Sharing your testimony with this ministry might be a way to get started. You can share your testimony with us at: I'd certainly like to read yours.

It May Be Time To Change Mirrors

Mirrors provide a reflection of how we look on the outside. We all use mirrors to check hair, ties, and general appearance. Personally, I'm glad for mirrors. Without them I would have missed the spot on my shirt, the hairs needing spraying or, worse, the unnecessary object in my nose. God has a mirror, in a manner of speaking. It's called His Word. Looking into God's Word allows us to see ourselves on the inside as God does, to get a glimpse of how we look in Christ, in God's sight. And we all look a whole lot better in Christ, than out. I know I do.

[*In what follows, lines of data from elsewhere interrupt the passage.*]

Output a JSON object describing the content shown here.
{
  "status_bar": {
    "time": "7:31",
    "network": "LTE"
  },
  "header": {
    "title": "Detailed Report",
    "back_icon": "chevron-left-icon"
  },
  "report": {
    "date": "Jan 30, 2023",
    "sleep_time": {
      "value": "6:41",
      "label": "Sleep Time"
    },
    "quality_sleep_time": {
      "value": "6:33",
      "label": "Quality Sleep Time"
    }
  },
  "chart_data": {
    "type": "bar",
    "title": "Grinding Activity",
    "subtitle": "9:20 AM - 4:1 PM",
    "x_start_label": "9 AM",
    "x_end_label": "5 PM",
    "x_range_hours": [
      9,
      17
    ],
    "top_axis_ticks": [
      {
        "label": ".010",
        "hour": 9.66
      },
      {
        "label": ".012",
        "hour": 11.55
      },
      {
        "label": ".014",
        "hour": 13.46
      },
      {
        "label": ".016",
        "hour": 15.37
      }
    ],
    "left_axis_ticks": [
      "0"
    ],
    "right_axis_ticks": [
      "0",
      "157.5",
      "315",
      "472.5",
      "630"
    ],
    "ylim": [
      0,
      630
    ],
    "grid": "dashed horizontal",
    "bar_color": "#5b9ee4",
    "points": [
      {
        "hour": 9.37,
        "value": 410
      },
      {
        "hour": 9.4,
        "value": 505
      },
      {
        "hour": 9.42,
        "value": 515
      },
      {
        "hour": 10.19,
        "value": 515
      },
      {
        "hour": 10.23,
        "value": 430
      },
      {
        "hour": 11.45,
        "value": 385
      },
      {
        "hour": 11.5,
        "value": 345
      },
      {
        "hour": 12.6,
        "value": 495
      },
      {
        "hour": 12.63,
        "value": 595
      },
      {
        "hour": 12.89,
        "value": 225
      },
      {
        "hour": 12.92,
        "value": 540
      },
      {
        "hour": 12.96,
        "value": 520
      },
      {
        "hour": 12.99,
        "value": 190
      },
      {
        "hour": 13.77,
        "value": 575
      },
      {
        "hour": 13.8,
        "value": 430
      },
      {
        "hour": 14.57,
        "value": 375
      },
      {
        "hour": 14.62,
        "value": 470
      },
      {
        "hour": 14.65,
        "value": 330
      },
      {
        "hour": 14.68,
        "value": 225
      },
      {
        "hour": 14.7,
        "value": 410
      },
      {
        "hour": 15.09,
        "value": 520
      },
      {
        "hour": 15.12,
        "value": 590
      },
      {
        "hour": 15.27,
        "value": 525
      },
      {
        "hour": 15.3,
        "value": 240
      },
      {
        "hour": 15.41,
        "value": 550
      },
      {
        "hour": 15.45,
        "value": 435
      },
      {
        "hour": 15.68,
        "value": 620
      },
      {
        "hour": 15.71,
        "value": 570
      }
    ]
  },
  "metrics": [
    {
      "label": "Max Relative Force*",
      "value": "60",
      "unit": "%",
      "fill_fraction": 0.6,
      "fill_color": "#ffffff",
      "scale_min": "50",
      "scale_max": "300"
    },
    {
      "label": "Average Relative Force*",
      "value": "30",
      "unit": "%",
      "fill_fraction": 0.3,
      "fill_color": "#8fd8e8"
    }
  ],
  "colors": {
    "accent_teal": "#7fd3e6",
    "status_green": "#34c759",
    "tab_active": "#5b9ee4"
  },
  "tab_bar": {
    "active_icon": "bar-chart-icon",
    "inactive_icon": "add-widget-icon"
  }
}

It's alright to have a good appearance, naturally speaking. More people ought to pay attention to how they look on the outside. At the same time, let's not forget to see ourselves in God's mirror, in the light of God's Word-especially the books of Romans through Revelation. These are the books written directly to Christians. It's here that we can get a true picture of how we look to God, and how He wants us to look before the world, those who are without Christ.

After all, we're His representatives in the earth, to those without Christ. And what better time to show Christ to the world than at Christmas?

If your only focus is your outward appearance, it may be time to change mirrors. It may be time see yourself in God's mirror, to focus more on how you look to God-and others, in Christ.